A distanza di diversi anni, il Tribunale di Pisa ha riconosciuto un maxi risarcimento alla famiglia. A riportare la notizia è il quotidiano Il Tirreno.
I giudici hanno stabilito un risarcimento superiore a 1,5 milioni di euro a favore dei familiari del pensionato, che non si era più ripreso dopo un intervento al cervello.
La vicenda risale al periodo tra dicembre 2008 e luglio 2009. L'operazione, eseguita il 17 dicembre all'ospedale Santa Chiara di Pisa, si era conclusa senza problemi dal punto di vista neurochirurgico, ma il paziente aveva riportato un'ischemia cerebrale con conseguente coma.
L'uomo morì l'8 luglio successivo, presso l'ospedale Versilia, in seguito a complicazioni sul fronte dell'anestesia.
Il processo penale a carico dell'anestesista dell’Aoup, che si era occupato del paziente, si era concluso con la prescrizione per il reato di omissione di atti d’ufficio in primo grado e, in appello, anche per omicidio colposo (una condanna di un anno e dieci mesi di reclusione, pena sospesa).
Nel procedimento civile, il Tribunale ha ritenuto l'Azienda ospedaliera e il medico responsabili di negligenza: quindi dovranno risarcire i familiari, ossia figli e nipoti della vittima.
Secondo la sentenza, a causare prima il coma e poi il decesso, sarebbe stata una condotta definita "gravemente colposa" dell’anestesista. Non solo la mancata redazione della cartella infermieristica e della richiesta del consenso informato, ma anche un'missione nella valutazione preparatoria del pensionato e un monitoraggio insufficiente dei parametri vitali durante l'intervento.

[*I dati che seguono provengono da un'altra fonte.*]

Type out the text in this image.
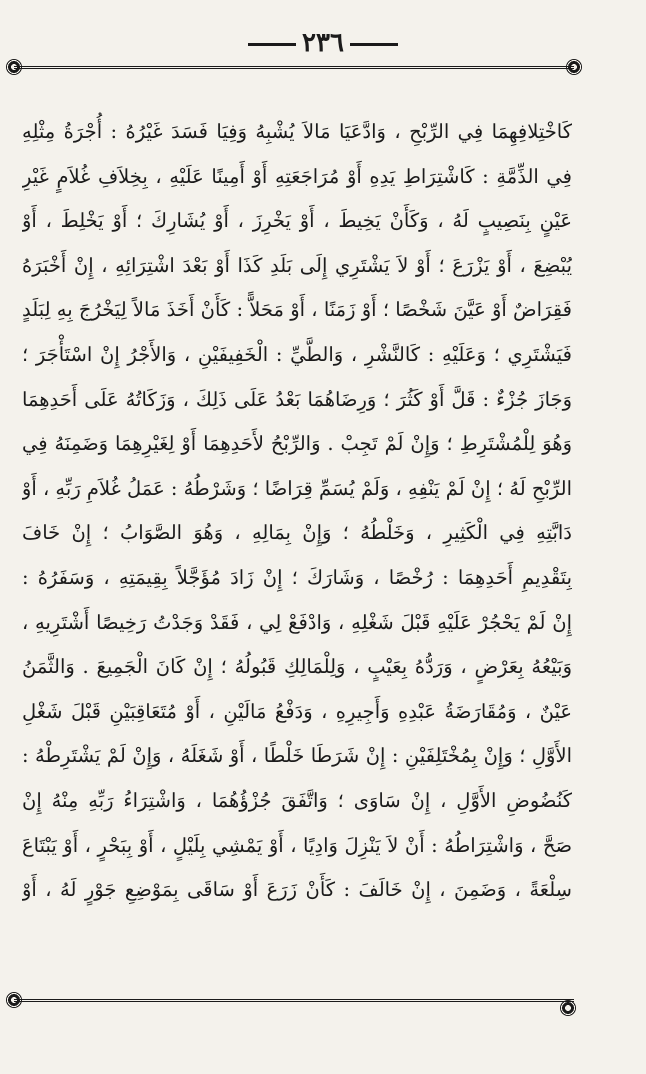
٢٣٦
كَاخْتِلافِهِمَا فِي الرِّبْحِ ، وَادَّعَيَا مَالاَ يُشْبِهُ وَفِيَا فَسَدَ غَيْرُهُ : أُجْرَةُ مِثْلِهِ
فِي الذِّمَّةِ : كَاشْتِرَاطِ يَدِهِ أَوْ مُرَاجَعَتِهِ أَوْ أَمِينًا عَلَيْهِ ، بِخِلاَفِ غُلاَمٍ غَيْرِ
عَيْنٍ بِنَصِيبٍ لَهُ ، وَكَأَنْ يَخِيطَ ، أَوْ يَخْرِزَ ، أَوْ يُشَارِكَ ؛ أَوْ يَخْلِطَ ، أَوْ
يُبْضِعَ ، أَوْ يَزْرَعَ ؛ أَوْ لاَ يَشْتَرِي إِلَى بَلَدِ كَذَا أَوْ بَعْدَ اشْتِرَائِهِ ، إِنْ أَخْبَرَهُ
فَقِرَاضٌ أَوْ عَيَّنَ شَخْصًا ؛ أَوْ زَمَنًا ، أَوْ مَحَلاًّ : كَأَنْ أَخَذَ مَالاً لِيَخْرُجَ بِهِ لِبَلَدٍ
فَيَشْتَرِي ؛ وَعَلَيْهِ : كَالنَّشْرِ ، وَالطَّيِّ : الْخَفِيفَيْنِ ، وَالأَجْرُ إِنْ اسْتَأْجَرَ ؛
وَجَازَ جُزْءٌ : قَلَّ أَوْ كَثُرَ ؛ وَرِضَاهُمَا بَعْدُ عَلَى ذَلِكَ ، وَزَكَاتُهُ عَلَى أَحَدِهِمَا
وَهُوَ لِلْمُشْتَرِطِ ؛ وَإِنْ لَمْ تَجِبْ . وَالرِّبْحُ لأَحَدِهِمَا أَوْ لِغَيْرِهِمَا وَضَمِنَهُ فِي
الرِّبْحِ لَهُ ؛ إِنْ لَمْ يَنْفِهِ ، وَلَمْ يُسَمِّ قِرَاضًا ؛ وَشَرْطُهُ : عَمَلُ غُلاَمِ رَبِّهِ ، أَوْ
دَابَّتِهِ فِي الْكَثِيرِ ، وَخَلْطُهُ ؛ وَإِنْ بِمَالِهِ ، وَهُوَ الصَّوَابُ ؛ إِنْ خَافَ
بِتَقْدِيمِ أَحَدِهِمَا : رُخْصًا ، وَشَارَكَ ؛ إِنْ زَادَ مُؤَجَّلاً بِقِيمَتِهِ ، وَسَفَرُهُ :
إِنْ لَمْ يَحْجُرْ عَلَيْهِ قَبْلَ شَغْلِهِ ، وَادْفَعْ لِي ، فَقَدْ وَجَدْتُ رَخِيصًا أَشْتَرِيهِ ،
وَبَيْعُهُ بِعَرْضٍ ، وَرَدُّهُ بِعَيْبٍ ، وَلِلْمَالِكِ قَبُولُهُ ؛ إِنْ كَانَ الْجَمِيعَ . وَالثَّمَنُ
عَيْنٌ ، وَمُقَارَضَةُ عَبْدِهِ وَأَجِيرِهِ ، وَدَفْعُ مَالَيْنِ ، أَوْ مُتَعَاقِبَيْنِ قَبْلَ شَغْلِ
الأَوَّلِ ؛ وَإِنْ بِمُخْتَلِفَيْنِ : إِنْ شَرَطَا خَلْطًا ، أَوْ شَغَلَهُ ، وَإِنْ لَمْ يَشْتَرِطْهُ :
كَنُضُوضِ الأَوَّلِ ، إِنْ سَاوَى ؛ وَاتَّفَقَ جُزْؤُهُمَا ، وَاشْتِرَاءُ رَبِّهِ مِنْهُ إِنْ
صَحَّ ، وَاشْتِرَاطُهُ : أَنْ لاَ يَنْزِلَ وَادِيًا ، أَوْ يَمْشِي بِلَيْلٍ ، أَوْ بِبَحْرٍ ، أَوْ يَبْتَاعَ
سِلْعَةً ، وَضَمِنَ ، إِنْ خَالَفَ : كَأَنْ زَرَعَ أَوْ سَاقَى بِمَوْضِعِ جَوْرٍ لَهُ ، أَوْ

Dopo l'operazione, il paziente era peggiorato in maniera progressiva, in quanto aveva riportato un danno cerebrale.
La posizione del neurochirurgo che aveva eseguito l'intervento era stata archiviata: secondo i consulenti della Procura tutto si era svolto regolarmente. L'anestesista ha sempre respinto ogni accusa.
La famiglia, come riporta il quotidiano, aveva già ricevuto un anticipo di 80mila euro. La somma restante, ora quantificata dal Tribunale, è arrivata a coprire un indennizzo complessivo di oltre 1,5 milioni di euro.